Донцов механически кивал головой, с мольбой о помощи глядя на храм Христа Спасителя, и запоздало отреагировал на удивившие его слова:
— Что значит среднее высшее образование?
— А то и значит: образование не хорошее, а именно что среднее. Знаний на троечку. Полуфабрикаты. Долбонавты. Нас-то лучше учили. Недавно прислали мажорку — на «порше» ездит! — так она с пилкой для ногтей не расстается. Временные люди. Наша местня в шоке. Так и хочется послать эту мажорку подальше, да жаргоном с половыми извращениями. А еще лучше элитку эту — розгами, вымоченными в соленой воде, да по филейным частям. Чесслово.
Виктор не перебивал, не форсировал. Он понимал, что легкий треп как бы оттягивал предстоявший тяжелый разговор, позволяя Ряжской и Шубину покрепче подготовиться к объяснениям.
Наконец рычаги управления разговором твердо взял Дмитрий, отодвинувший блюдо с початым «Цезарем».
— Начинать, Нина, надо издалека, — уверенно сказал он. — С фамилии. Для тебя, Виктор, те похороны были событием скорбным, но рядовым. На самом же деле они символические, даже сакральные. Кем был Степан Степаныч? По титулу бывший инженер-конструктор космического завода, хотя свой вклад аж в полет Гагарина успел внести. Но почему он, с колыбели Соколов, добавил фамилию жены? И обрати внимание — когда? В самые худые перестроечные годы. Однажды за домашней настойкой — Нина умеет! — я спросил. А он: эх, Дима, неужто не понимаешь? Это мой заводской приятель Подлевский, — Дмитрий сверкнул глазом на Донцова: «Запомни фамилию!» — надо мной подсмеивался. Я молчу. А он: по первым буквам Степана Степановича Соколова-Ряжского прочитай. Что получится? СССР! Чую, рушится держава, а без нее и мне не жить. Когда настанет сон без меры и пробуждения, в лоне бесконечности, хочу, чтобы на могиле моей потомки читали: «СССР». — Дмитрий коснулся салфеткой глаз. — На доске могильной, говорит, выбейте так, чтобы заглавные буквы хорошо виделись. Я, говорит, из гроба гляну проверю. Вот, Виктор, кого мы хоронили. Ты и не заметил, а для нас то были символические похороны прошлой страны. Все! Умерло былое. Другая жизнь вступила в свои права.
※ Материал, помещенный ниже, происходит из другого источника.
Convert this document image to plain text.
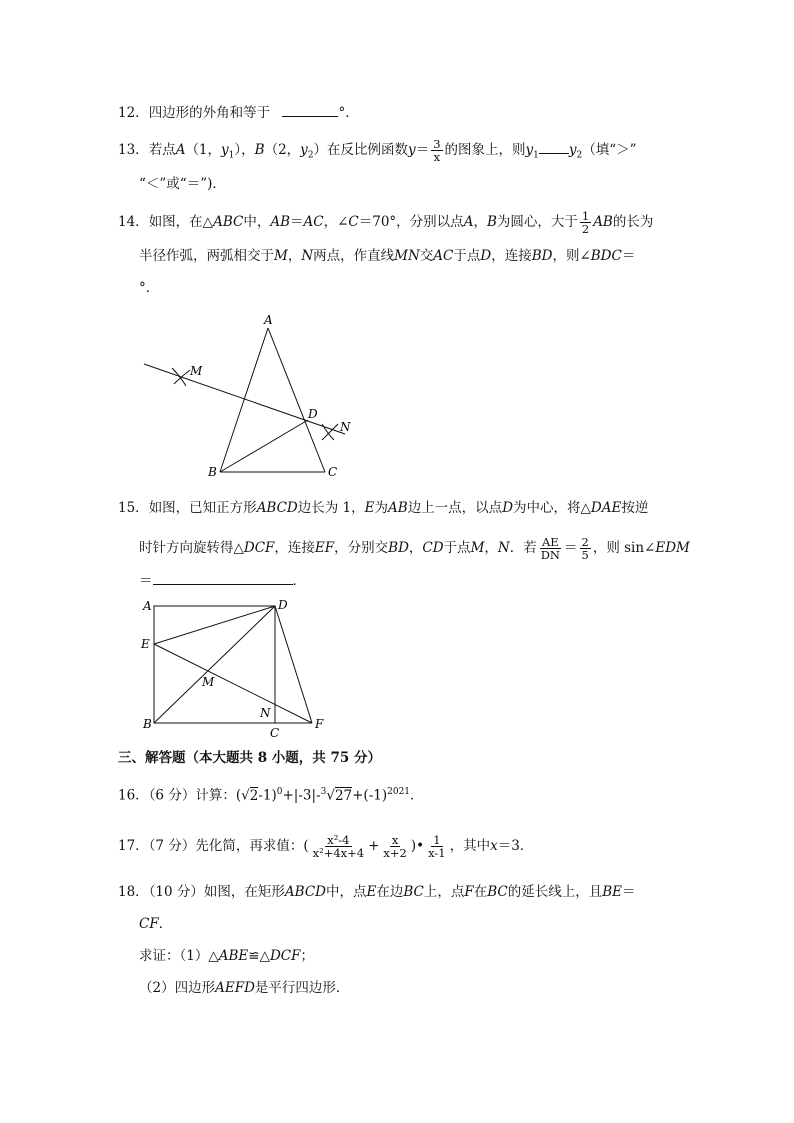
12．四边形的外角和等于	°．
13．若点A（1，$y_1$），B（2，$y_2$）在反比例函数$y= \frac{3}{x}$ 的图象上，则$y_1$ $y_2$（填“＞”
“＜”或“＝”)．
14．如图，在△ABC中，AB＝AC，∠C＝70°，分别以点A，B为圆心，大于 $\frac{1}{2}$ AB的长为
半径作弧，两弧相交于M，N两点，作直线MN交AC于点D，连接BD，则∠BDC＝
°．
A
B	C
D
M
N
15．如图，已知正方形ABCD边长为 1，E为AB边上一点，以点D为中心，将△DAE按逆
时针方向旋转得△DCF，连接EF，分别交BD，CD于点M，N．若 $\frac{AE}{DN} = \frac{2}{5}$ ，则 sin∠EDM
＝	．
A	D
E
M
N
B
C
F
三、解答题（本大题共 8 小题，共 75 分）
16．（6 分）计算：$(√2-1)^0+|-3|-^3√27+(-1)^{2021}$．
17．（7 分）先化简，再求值：( $\frac{\text{x²-4}}{\text{x²+4x+4}} + \frac{x}{x+2}$ )• $\frac{1}{x-1}$ ，其中x＝3．
18．（10 分）如图，在矩形ABCD中，点E在边BC上，点F在BC的延长线上，且BE＝
CF．
求证：（1）△ABE≌△DCF；
（2）四边形AEFD是平行四边形．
— А Подлевский твердил, будто отец среди Соколовых хочет особняком значиться, — вступила в разговор Нина. — Они же в Раменках работали рядом, приятельствовали.
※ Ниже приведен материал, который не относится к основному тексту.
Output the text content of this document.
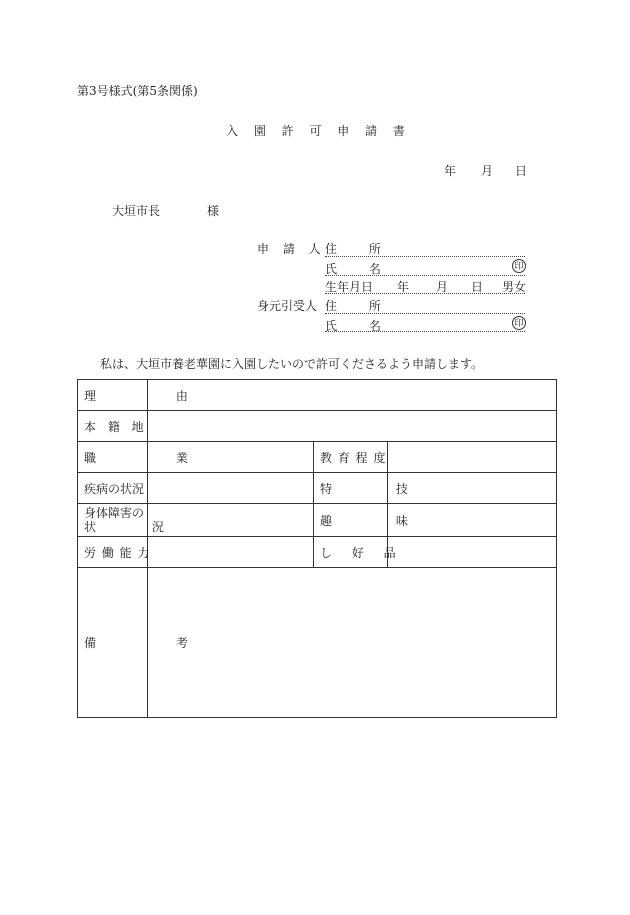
第3号様式(第5条関係)
入 園 許 可 申 請 書
年 月 日
大垣市長	様
申 請 人 住 所
氏 名	印
生年月日 年 月 日 男女
身元引受人 住 所
氏 名	印
私は、大垣市養老華園に入園したいので許可くださるよう申請します。
理 由			
本 籍 地			
職 業		教 育 程 度	
疾病の状況		特 技	

身体障害の
状 況		趣 味	
労 働 能 力		し 好 品	
備 考			
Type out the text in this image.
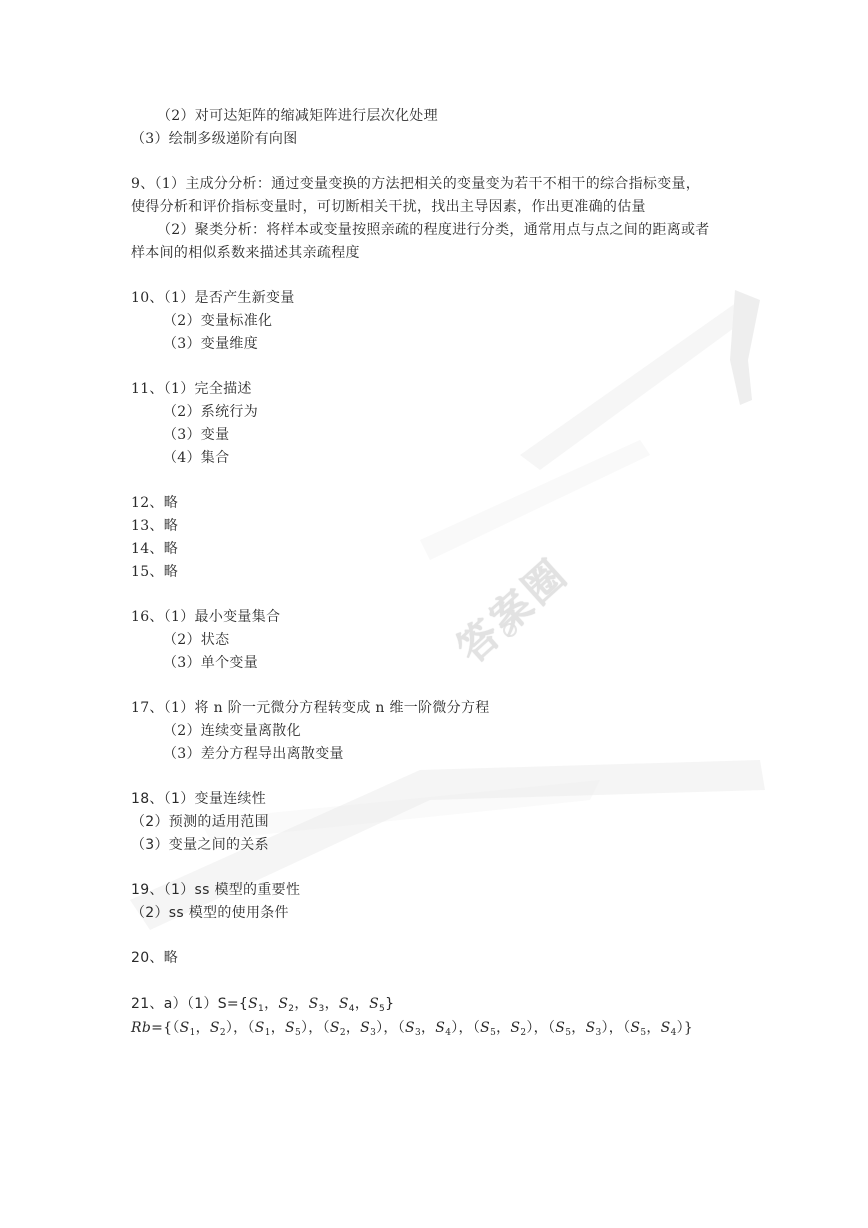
答案圈
（2）对可达矩阵的缩减矩阵进行层次化处理
（3）绘制多级递阶有向图
9、（1）主成分分析：通过变量变换的方法把相关的变量变为若干不相干的综合指标变量，
使得分析和评价指标变量时，可切断相关干扰，找出主导因素，作出更准确的估量
（2）聚类分析：将样本或变量按照亲疏的程度进行分类，通常用点与点之间的距离或者
样本间的相似系数来描述其亲疏程度
10、（1）是否产生新变量
（2）变量标准化
（3）变量维度
11、（1）完全描述
（2）系统行为
（3）变量
（4）集合
12、略
13、略
14、略
15、略
16、（1）最小变量集合
（2）状态
（3）单个变量
17、（1）将 n 阶一元微分方程转变成 n 维一阶微分方程
（2）连续变量离散化
（3）差分方程导出离散变量
18、（1）变量连续性
（2）预测的适用范围
（3）变量之间的关系
19、（1）ss 模型的重要性
（2）ss 模型的使用条件
20、略
21、$a)(1)S=\{S_1$，$S_2$，$S_3$，$S_4$，$S_5$}
$Rb=\{(S_1$，$S_2$），（$S_1$，$S_5$），（$S_2$，$S_3$），（$S_3$，$S_4$），（$S_5$，$S_2$），（$S_5$，$S_3$），（$S_5$，$S_4$）}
За столом установилась тишина, и Донцов понял, что безопасная, нейтральная часть разговора завершена, Ряжская ищет повод перейти к главному. Подтолкнул:
— Ну ладно, это про Степан Степаныча. А Богодуховы?
Минута — и на него в два голоса обрушилось нечто такое, что заставило Донцова понять: волею судеб он оказался в сердцевине бесовски закрученных событий, исход которых, имея частный интерес, отразит суть скоро грядущих в России исторических процессов, способных определить образ будущего, над которым бьется ныне не только Кремль, но каждый честный человек, страдающий о России. Чуть ли не физически ощутимая связь между личной судьбой и взыскуемым российским поворотом поразила Донцова. В трагические взлеты повествования он мелко, едва заметно крестился на храм Христа Спасителя, вымаливая силу и стойкость для предстоящей духовной брани, от которой — это он знал точно! — ему не устраниться.
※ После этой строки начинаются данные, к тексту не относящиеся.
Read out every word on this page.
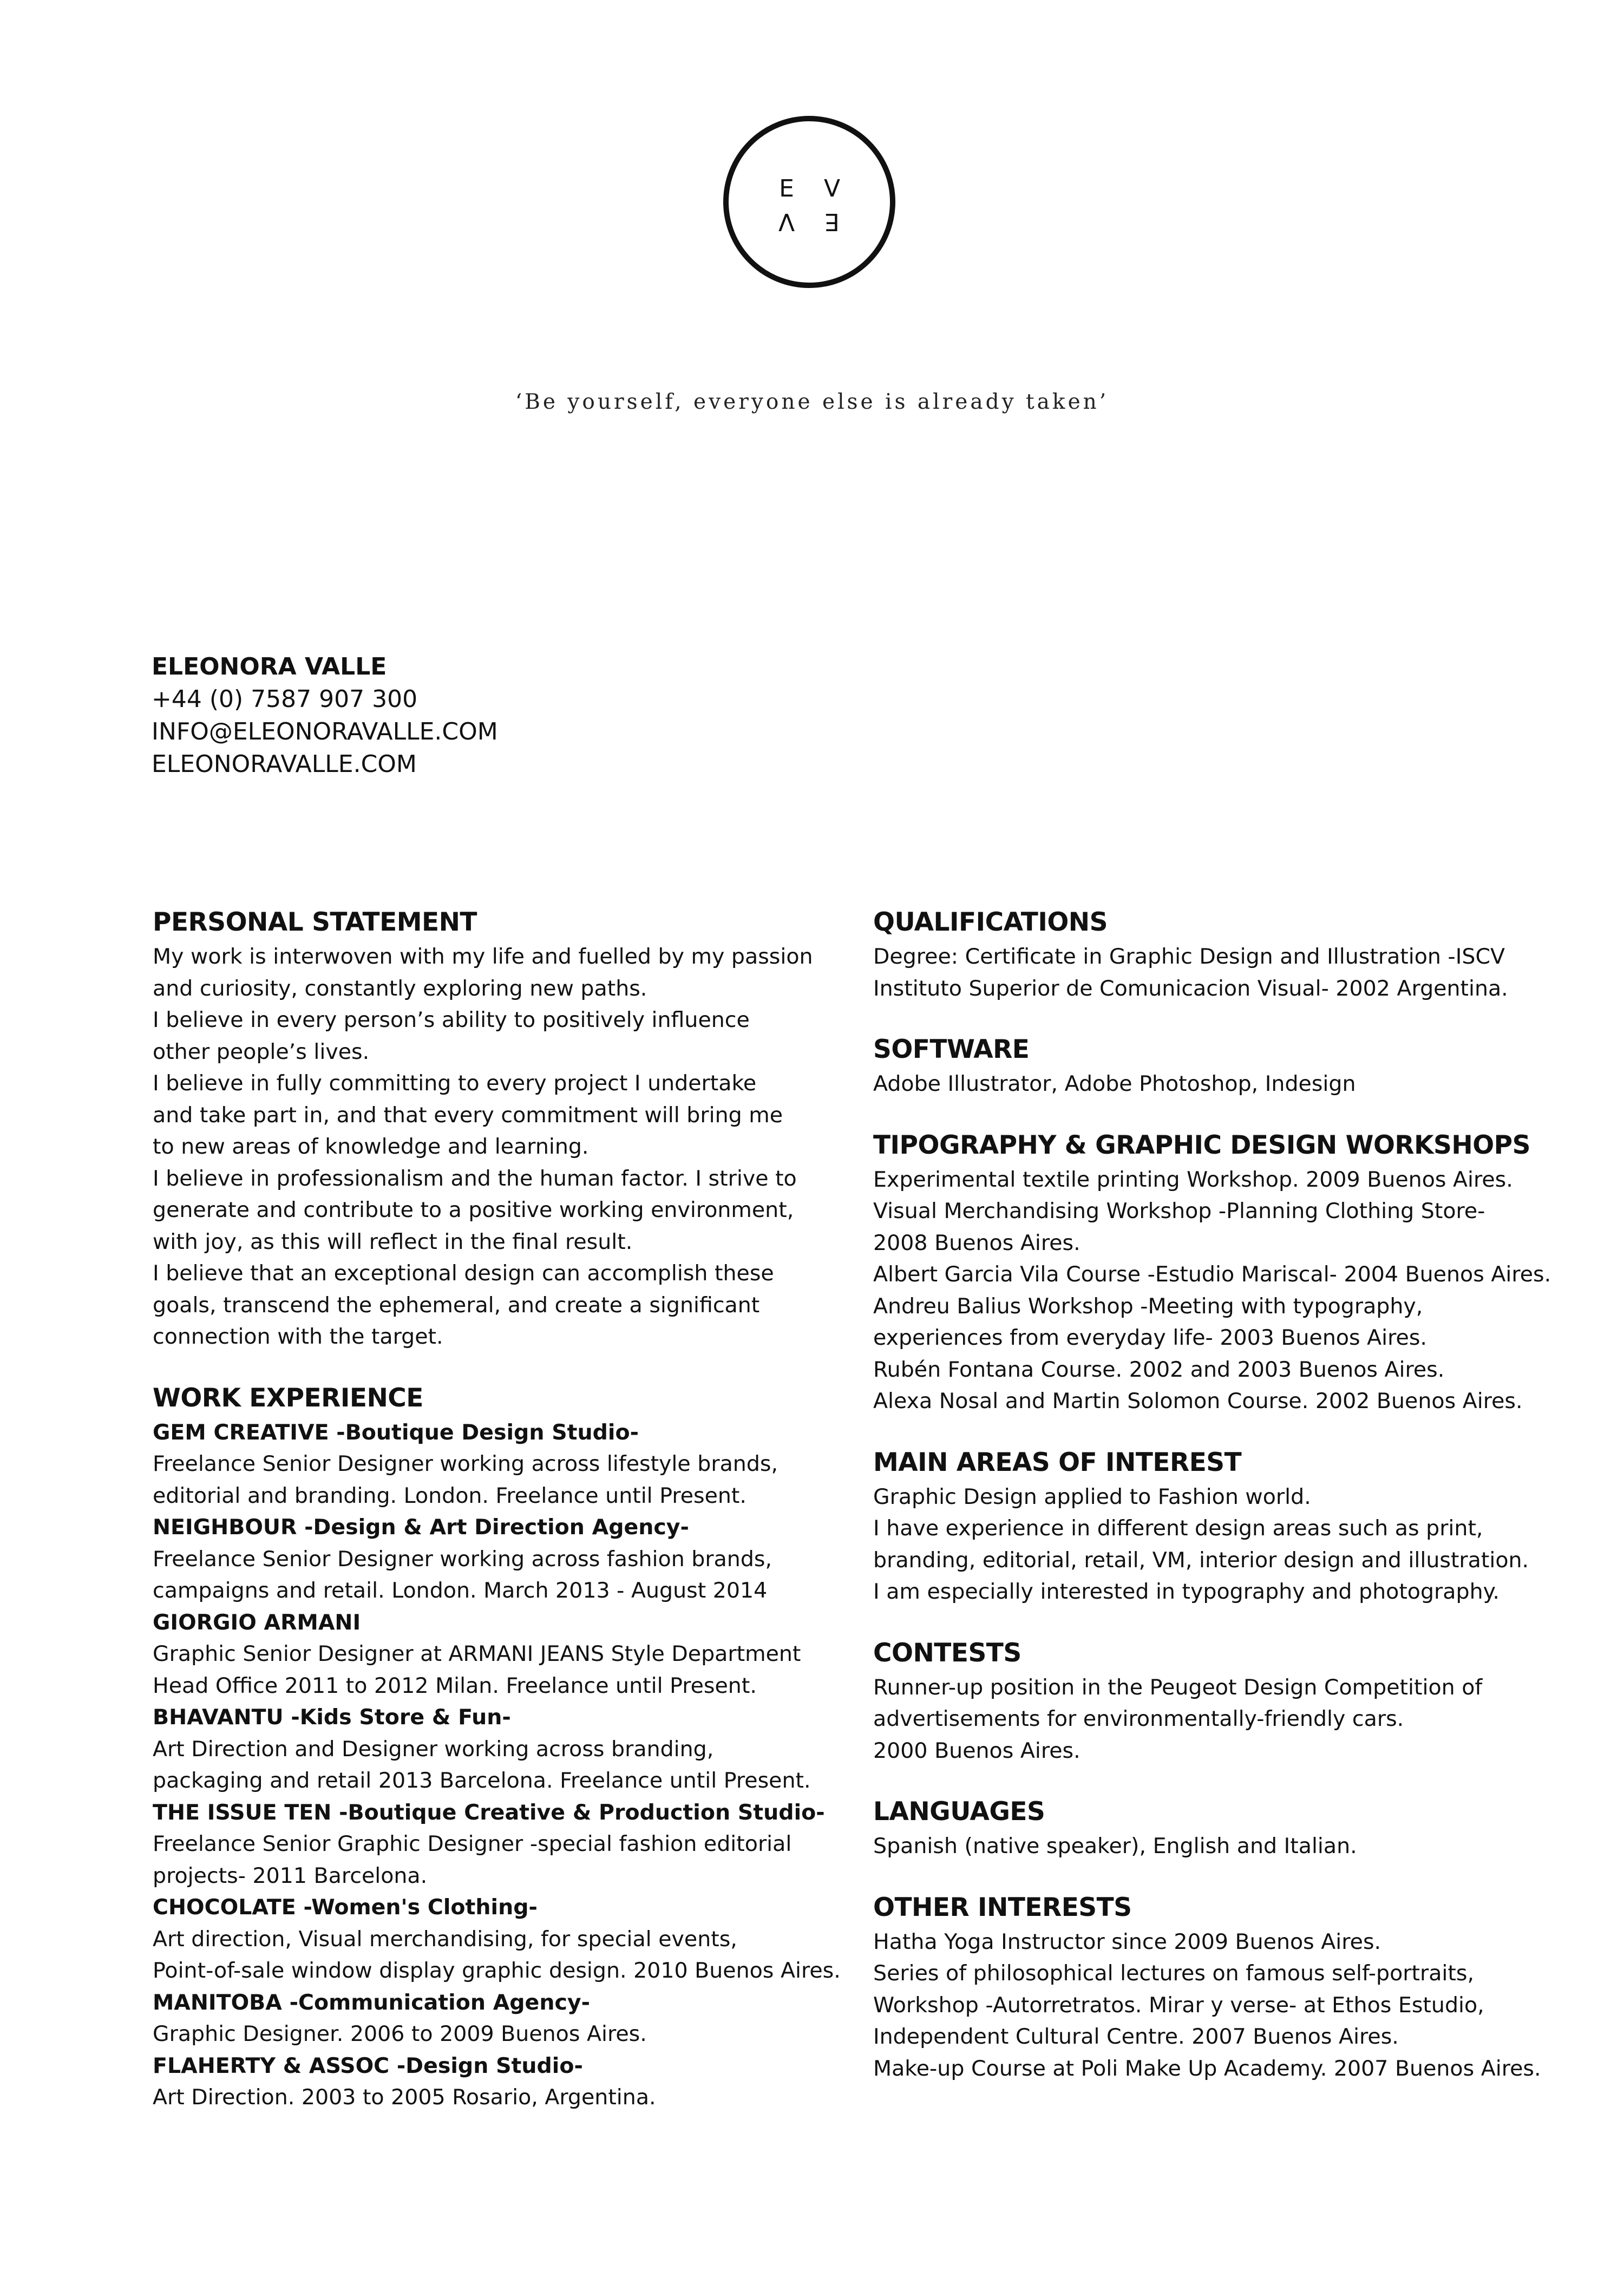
E V
V E
‘Be yourself, everyone else is already taken’
ELEONORA VALLE
+44 (0) 7587 907 300
INFO@ELEONORAVALLE.COM
ELEONORAVALLE.COM
PERSONAL STATEMENT
My work is interwoven with my life and fuelled by my passion
and curiosity, constantly exploring new paths.
I believe in every person’s ability to positively influence
other people’s lives.
I believe in fully committing to every project I undertake
and take part in, and that every commitment will bring me
to new areas of knowledge and learning.
I believe in professionalism and the human factor. I strive to
generate and contribute to a positive working environment,
with joy, as this will reflect in the final result.
I believe that an exceptional design can accomplish these
goals, transcend the ephemeral, and create a significant
connection with the target.
WORK EXPERIENCE
GEM CREATIVE -Boutique Design Studio-
Freelance Senior Designer working across lifestyle brands,
editorial and branding. London. Freelance until Present.
NEIGHBOUR -Design & Art Direction Agency-
Freelance Senior Designer working across fashion brands,
campaigns and retail. London. March 2013 - August 2014
GIORGIO ARMANI
Graphic Senior Designer at ARMANI JEANS Style Department
Head Office 2011 to 2012 Milan. Freelance until Present.
BHAVANTU -Kids Store & Fun-
Art Direction and Designer working across branding,
packaging and retail 2013 Barcelona. Freelance until Present.
THE ISSUE TEN -Boutique Creative & Production Studio-
Freelance Senior Graphic Designer -special fashion editorial
projects- 2011 Barcelona.
CHOCOLATE -Women's Clothing-
Art direction, Visual merchandising, for special events,
Point-of-sale window display graphic design. 2010 Buenos Aires.
MANITOBA -Communication Agency-
Graphic Designer. 2006 to 2009 Buenos Aires.
FLAHERTY & ASSOC -Design Studio-
Art Direction. 2003 to 2005 Rosario, Argentina.
QUALIFICATIONS
Degree: Certificate in Graphic Design and Illustration -ISCV
Instituto Superior de Comunicacion Visual- 2002 Argentina.
SOFTWARE
Adobe Illustrator, Adobe Photoshop, Indesign
TIPOGRAPHY & GRAPHIC DESIGN WORKSHOPS
Experimental textile printing Workshop. 2009 Buenos Aires.
Visual Merchandising Workshop -Planning Clothing Store-
2008 Buenos Aires.
Albert Garcia Vila Course -Estudio Mariscal- 2004 Buenos Aires.
Andreu Balius Workshop -Meeting with typography,
experiences from everyday life- 2003 Buenos Aires.
Rubén Fontana Course. 2002 and 2003 Buenos Aires.
Alexa Nosal and Martin Solomon Course. 2002 Buenos Aires.
MAIN AREAS OF INTEREST
Graphic Design applied to Fashion world.
I have experience in different design areas such as print,
branding, editorial, retail, VM, interior design and illustration.
I am especially interested in typography and photography.
CONTESTS
Runner-up position in the Peugeot Design Competition of
advertisements for environmentally-friendly cars.
2000 Buenos Aires.
LANGUAGES
Spanish (native speaker), English and Italian.
OTHER INTERESTS
Hatha Yoga Instructor since 2009 Buenos Aires.
Series of philosophical lectures on famous self-portraits,
Workshop -Autorretratos. Mirar y verse- at Ethos Estudio,
Independent Cultural Centre. 2007 Buenos Aires.
Make-up Course at Poli Make Up Academy. 2007 Buenos Aires.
А Ряжская и Шубин, вырвавшись из тюрьмы, замуровавшей их память, нарушив мораторий на воспоминания, отбросили табу. Неровно и нервно, перебивая, дополняя, поправляя друг друга, они горячо, болезненно, едко выплескивали наболевшее, освобождаясь от груза, много лет давившего их, не стесняясь и обжигающего кипятка. Они искренне, до санобработки собственных душ исповедовались. Но исповедь шла не обрядовая, не об искуплении. Истово колотились они о том, чтоб не сошли на нас еще более тяжкие злополучия, чтобы устранилась от дел, говоря их словами, «шваль мироздания», натворившая столько бед, чтобы скорее сошло помрачение национального сознания и завершился в России затянувшийся государственный «тяни-толкай», при котором великая держава топчется на месте.